Cody Pisto <cpisto@rvweb.com> writes:

If this is potentially a problem in postgres somewhere, point me in the 
general direction and I'm more than willing to fix it myself..

You seem not to have absorbed what I said.  This *is* the correct result
according to that locale's definition of sorting.  You can demonstrate
that without any use of Postgres:

[tgl@rh2 ~]$ cat fooey
Somethang
-SOMETHING ELSE-
Something else
[tgl@rh2 ~]$ LANG=C sort fooey
-SOMETHING ELSE-
Somethang
Something else
[tgl@rh2 ~]$ LANG=en_US sort fooey
Somethang
Something else
-SOMETHING ELSE-
[tgl@rh2 ~]$ 

If you prefer C sort ordering, run Postgres in C locale.  It's as
simple as that.
		regards, tom lane

-- 

*Cody Pisto*
Redzia RVs
10555 Montgomery NE
Suite 80
Albuquerque, NM 87111
Phone: (866) 844-1986
Fax: (866) 204-4403

Re: lc_collate issue

From

Tom Lane

Date:

24 August 2007, 22:18:41

Cody Pisto <cpisto@rvweb.com> writes:
> If initdb was done with a C locale, and thus lc_collate and friends
> where all C, but the database and client encoding was set to UTF-8,
> would postgres convert data on the fly from UTF-8(storage) to ASCII for
> sorting or would things just blow up when a >1 byte character hit the mix?
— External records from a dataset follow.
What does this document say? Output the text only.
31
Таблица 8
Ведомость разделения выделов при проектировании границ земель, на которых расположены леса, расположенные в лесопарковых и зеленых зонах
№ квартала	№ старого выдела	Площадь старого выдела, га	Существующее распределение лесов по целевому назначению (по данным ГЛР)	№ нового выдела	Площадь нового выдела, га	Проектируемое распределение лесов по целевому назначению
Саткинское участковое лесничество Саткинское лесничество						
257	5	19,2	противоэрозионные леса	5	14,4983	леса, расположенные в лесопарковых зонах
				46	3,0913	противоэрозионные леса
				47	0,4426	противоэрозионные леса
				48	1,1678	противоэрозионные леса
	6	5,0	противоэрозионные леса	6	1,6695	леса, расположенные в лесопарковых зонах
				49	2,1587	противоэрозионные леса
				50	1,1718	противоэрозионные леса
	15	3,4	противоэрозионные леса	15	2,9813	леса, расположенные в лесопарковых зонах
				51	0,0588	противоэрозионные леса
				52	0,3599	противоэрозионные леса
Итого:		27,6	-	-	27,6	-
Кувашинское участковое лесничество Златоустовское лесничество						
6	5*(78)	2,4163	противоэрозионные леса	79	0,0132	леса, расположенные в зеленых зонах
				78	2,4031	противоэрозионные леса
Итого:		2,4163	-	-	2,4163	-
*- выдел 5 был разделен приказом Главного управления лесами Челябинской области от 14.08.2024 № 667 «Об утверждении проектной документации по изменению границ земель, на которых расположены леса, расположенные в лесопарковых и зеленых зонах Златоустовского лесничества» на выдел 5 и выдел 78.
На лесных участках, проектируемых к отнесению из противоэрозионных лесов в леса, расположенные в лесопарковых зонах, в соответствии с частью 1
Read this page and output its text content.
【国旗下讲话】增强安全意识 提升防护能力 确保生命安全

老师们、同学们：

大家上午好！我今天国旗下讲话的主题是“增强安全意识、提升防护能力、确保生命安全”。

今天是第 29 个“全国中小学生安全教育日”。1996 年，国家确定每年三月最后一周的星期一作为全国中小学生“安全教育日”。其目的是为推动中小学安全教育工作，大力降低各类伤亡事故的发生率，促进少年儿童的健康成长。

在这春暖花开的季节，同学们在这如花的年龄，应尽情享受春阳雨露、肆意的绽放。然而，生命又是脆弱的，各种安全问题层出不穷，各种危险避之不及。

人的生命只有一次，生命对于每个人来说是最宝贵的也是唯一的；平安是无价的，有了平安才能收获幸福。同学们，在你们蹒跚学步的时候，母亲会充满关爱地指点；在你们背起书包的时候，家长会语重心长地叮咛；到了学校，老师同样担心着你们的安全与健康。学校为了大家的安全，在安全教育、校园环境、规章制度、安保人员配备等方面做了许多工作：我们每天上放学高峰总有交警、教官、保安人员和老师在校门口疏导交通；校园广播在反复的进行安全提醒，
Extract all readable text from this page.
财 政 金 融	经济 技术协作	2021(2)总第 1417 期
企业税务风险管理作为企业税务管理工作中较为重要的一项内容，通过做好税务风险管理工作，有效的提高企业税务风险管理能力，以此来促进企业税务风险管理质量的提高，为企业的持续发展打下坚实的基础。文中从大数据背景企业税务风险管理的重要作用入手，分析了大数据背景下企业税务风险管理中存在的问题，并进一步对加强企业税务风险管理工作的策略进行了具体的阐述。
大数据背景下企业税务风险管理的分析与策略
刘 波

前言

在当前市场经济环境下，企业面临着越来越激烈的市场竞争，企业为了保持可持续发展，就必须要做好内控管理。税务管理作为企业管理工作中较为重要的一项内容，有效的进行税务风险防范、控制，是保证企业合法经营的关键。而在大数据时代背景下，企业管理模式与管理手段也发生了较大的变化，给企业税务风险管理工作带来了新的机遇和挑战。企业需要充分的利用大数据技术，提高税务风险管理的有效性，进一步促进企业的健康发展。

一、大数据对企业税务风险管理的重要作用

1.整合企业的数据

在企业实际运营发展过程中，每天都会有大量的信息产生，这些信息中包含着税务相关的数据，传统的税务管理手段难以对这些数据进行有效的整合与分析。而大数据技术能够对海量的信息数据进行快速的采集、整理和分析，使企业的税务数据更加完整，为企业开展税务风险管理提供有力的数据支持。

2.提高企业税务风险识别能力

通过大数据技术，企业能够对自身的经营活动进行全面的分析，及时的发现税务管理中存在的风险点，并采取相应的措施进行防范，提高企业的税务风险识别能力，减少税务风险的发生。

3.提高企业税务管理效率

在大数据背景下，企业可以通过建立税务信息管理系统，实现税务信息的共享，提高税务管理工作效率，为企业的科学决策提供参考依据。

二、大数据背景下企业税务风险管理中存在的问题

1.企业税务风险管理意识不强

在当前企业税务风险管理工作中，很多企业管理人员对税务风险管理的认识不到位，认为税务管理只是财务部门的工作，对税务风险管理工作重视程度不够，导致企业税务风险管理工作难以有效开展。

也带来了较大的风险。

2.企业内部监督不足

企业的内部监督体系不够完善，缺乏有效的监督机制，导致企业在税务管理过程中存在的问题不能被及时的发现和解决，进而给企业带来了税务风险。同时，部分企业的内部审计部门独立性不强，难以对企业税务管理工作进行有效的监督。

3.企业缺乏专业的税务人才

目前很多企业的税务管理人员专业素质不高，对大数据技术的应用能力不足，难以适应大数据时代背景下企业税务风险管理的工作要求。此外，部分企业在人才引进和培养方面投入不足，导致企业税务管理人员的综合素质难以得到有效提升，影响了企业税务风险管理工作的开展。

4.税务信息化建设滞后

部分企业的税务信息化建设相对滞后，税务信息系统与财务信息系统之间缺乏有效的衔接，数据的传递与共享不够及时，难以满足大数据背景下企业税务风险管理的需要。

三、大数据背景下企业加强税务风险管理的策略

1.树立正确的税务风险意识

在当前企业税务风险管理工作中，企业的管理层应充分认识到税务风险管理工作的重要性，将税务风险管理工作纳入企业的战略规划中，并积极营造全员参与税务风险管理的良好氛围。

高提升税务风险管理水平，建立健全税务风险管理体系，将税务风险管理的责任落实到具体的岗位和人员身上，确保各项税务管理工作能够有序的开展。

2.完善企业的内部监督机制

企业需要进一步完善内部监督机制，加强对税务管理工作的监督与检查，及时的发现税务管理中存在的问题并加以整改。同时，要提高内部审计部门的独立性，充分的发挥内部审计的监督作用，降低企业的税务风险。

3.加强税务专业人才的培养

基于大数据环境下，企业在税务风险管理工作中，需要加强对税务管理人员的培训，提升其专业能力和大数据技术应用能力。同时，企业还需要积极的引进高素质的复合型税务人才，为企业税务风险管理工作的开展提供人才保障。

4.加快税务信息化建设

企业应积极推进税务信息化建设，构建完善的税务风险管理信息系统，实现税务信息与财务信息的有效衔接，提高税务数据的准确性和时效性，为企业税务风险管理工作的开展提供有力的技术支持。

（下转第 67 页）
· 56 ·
No, C locale just sorts the bytes.  It won't "blow up".  Whether it will
give you a sort ordering you like for multibyte characters is a
different question.

            regards, tom lane

Re: lc_collate issue

From

Tatsuo Ishii

Date:

24 August 2007, 23:20:39

> Cody Pisto <cpisto@rvweb.com> writes:
> > If initdb was done with a C locale, and thus lc_collate and friends
> > where all C, but the database and client encoding was set to UTF-8,
> > would postgres convert data on the fly from UTF-8(storage) to ASCII for
> > sorting or would things just blow up when a >1 byte character hit the mix?
>
> No, C locale just sorts the bytes.  It won't "blow up".  Whether it will
> give you a sort ordering you like for multibyte characters is a
> different question.

Yup.

For example, LATIN1 part of UTF-8 (UNICODE) is physicaly ordered same
as ISO 8859-1. So if you see the order of ISO 8859-1 is "natural",
then the sort order of UTF-8 is ok as well. However the order of CJK
part of UTF-8 is totally different from the original charcater sets
(almost random), you need to use convert() for converting UTF-8 to
original encoding to get "natural" sort order. I don't think you are
interested in CJK part, though.
--
Tatsuo Ishii
SRA OSS, Inc. Japan

Re: lc_collate issue

From

Peter Eisentraut

Date:

25 August 2007, 04:57:43

Cody Pisto wrote:
> I'm just looking for the correct workaround.

The canonically correct workaround it to define your own locale.

--
Peter Eisentraut
http://developer.postgresql.org/~petere/

Re: lc_collate issue

From

"Karsten Hilbert"

Date:

25 August 2007, 11:16:47

> would postgres convert data on the fly from UTF-8(storage) to ASCII for
> sorting
That ain't possible, it seems, or else we wouldn't need UTF-8.

Karsten
--
GMX FreeMail: 1 GB Postfach, 5 E-Mail-Adressen, 10 Free SMS.
Alle Infos und kostenlose Anmeldung: http://www.gmx.net/de/go/freemail

Re: lc_collate issue

From

db@zigo.dhs.org

Date:

30 August 2007, 06:36:41

> I'm just looking for the correct workaround.

While adding a new collation is the "correct" solution it's a lot of work.
Even then pg can't use different collations anyway unless you reinit
the datadir using initdb.

One workaround is to cast the text value into a bytea value, and then it
will be sorted in byte order no matter what locale you have. Like this:

  SELECT *
    FROM foo
ORDER BY CAST (some_column AS BYTEA);

This work except that there is no cast from text to bytea. But we can add
one using:

  CREATE CAST (text AS bytea) WITHOUT FUNCTION AS ASSIGNMENT;

I can't promise that WITHOUT FUNCTION will always work but currently bytea
and text values are stored in the same way so it should work (and it
probably will in future versions as well).

/Dennis